Google’s Android mobile software hasn’t obtained vast traction yet, but Sprint hopes to change that this October. Sprint Nextel Corp said today that it will sell its first phone running Android this fall.

The decision by Sprint will “help Android become a more mainstream operating system,” Roger Entner, a telecommunications analyst at Nielson & Co, told the Wall Street Journal.

Until October, the Android platform is only availble to T-Mobile subscribers, which has severely limited its popularity. Sprint’s new HTC Corp. Hero smartphone will be based on the Android operating system and retail for $179.99 after a $100 mail-in rebate and two-year service contract.

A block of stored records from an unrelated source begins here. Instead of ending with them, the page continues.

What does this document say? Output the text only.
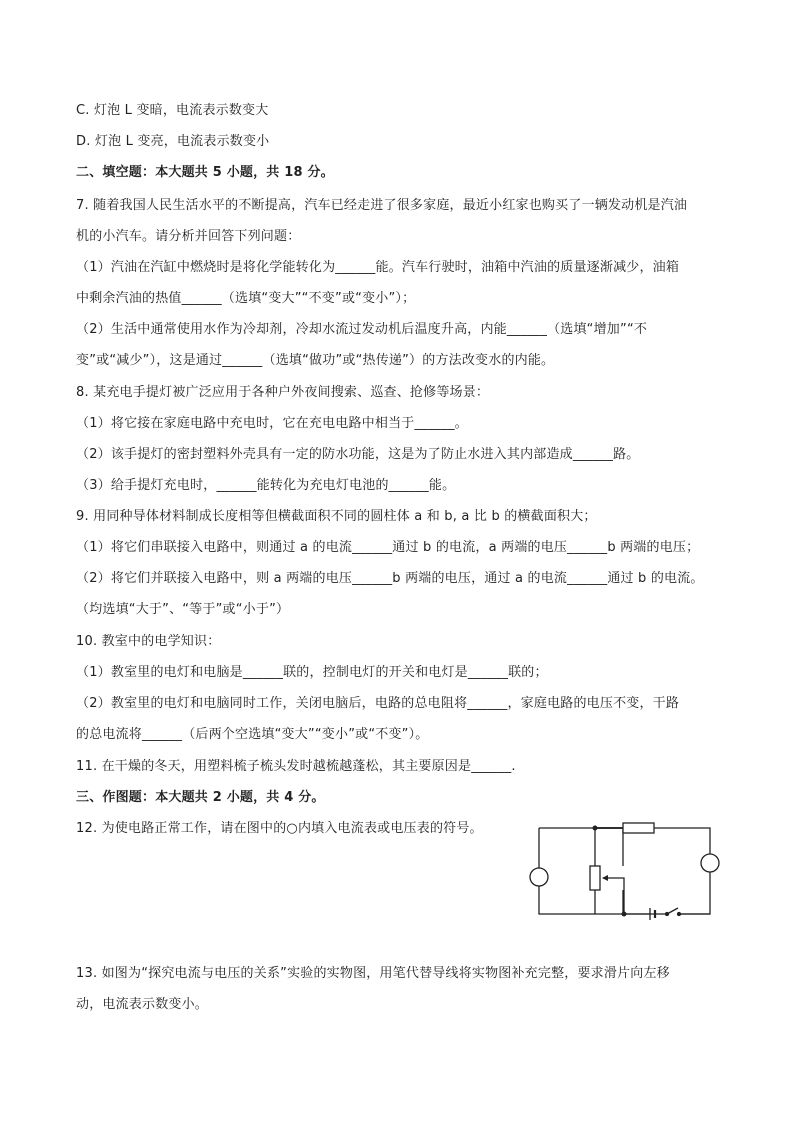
C. 灯泡 L 变暗，电流表示数变大
D. 灯泡 L 变亮，电流表示数变小
二、填空题：本大题共 5 小题，共 18 分。
7. 随着我国人民生活水平的不断提高，汽车已经走进了很多家庭，最近小红家也购买了一辆发动机是汽油
机的小汽车。请分析并回答下列问题：
（1）汽油在汽缸中燃烧时是将化学能转化为______能。汽车行驶时，油箱中汽油的质量逐渐减少，油箱
中剩余汽油的热值______（选填“变大”“不变”或“变小”）；
（2）生活中通常使用水作为冷却剂，冷却水流过发动机后温度升高，内能______（选填“增加”“不
变”或“减少”），这是通过______（选填“做功”或“热传递”）的方法改变水的内能。
8. 某充电手提灯被广泛应用于各种户外夜间搜索、巡查、抢修等场景：
（1）将它接在家庭电路中充电时，它在充电电路中相当于______。
（2）该手提灯的密封塑料外壳具有一定的防水功能，这是为了防止水进入其内部造成______路。
（3）给手提灯充电时，______能转化为充电灯电池的______能。
9. 用同种导体材料制成长度相等但横截面积不同的圆柱体 a 和 b, a 比 b 的横截面积大；
（1）将它们串联接入电路中，则通过 a 的电流______通过 b 的电流，a 两端的电压______b 两端的电压；
（2）将它们并联接入电路中，则 a 两端的电压______b 两端的电压，通过 a 的电流______通过 b 的电流。
（均选填“大于”、“等于”或“小于”）
10. 教室中的电学知识：
（1）教室里的电灯和电脑是______联的，控制电灯的开关和电灯是______联的；
（2）教室里的电灯和电脑同时工作，关闭电脑后，电路的总电阻将______，家庭电路的电压不变，干路
的总电流将______（后两个空选填“变大”“变小”或“不变”）。
11. 在干燥的冬天，用塑料梳子梳头发时越梳越蓬松，其主要原因是______.
三、作图题：本大题共 2 小题，共 4 分。
12. 为使电路正常工作，请在图中的○内填入电流表或电压表的符号。
13. 如图为“探究电流与电压的关系”实验的实物图，用笔代替导线将实物图补充完整，要求滑片向左移
动，电流表示数变小。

According to Eric Zeman of Information Week, The Hero “boasts an attractive design and high-end specs, such as a 5 megapixel camera…” and “is laden with other features, such as Wi-Fi, Bluetooth, GPS, support for 32GB of storage, accelerometer and Sprint services such as SprintTV, NFL and NASCAR, and visual voicemail.”

Hero is just one of many Android devices prepping to hit the market in the coming months. Both Motorola and Samsung are rumored to be readying Android devices to be announced later this month. As far as carriers go, T-Mobile and Sprint won’t be alone in the Android offerers for long. Verizon Wireless, a joint venture between Verizon Communications Inc. and Vodafone Group PLC, has committed to carrying Android phones before the end of the year.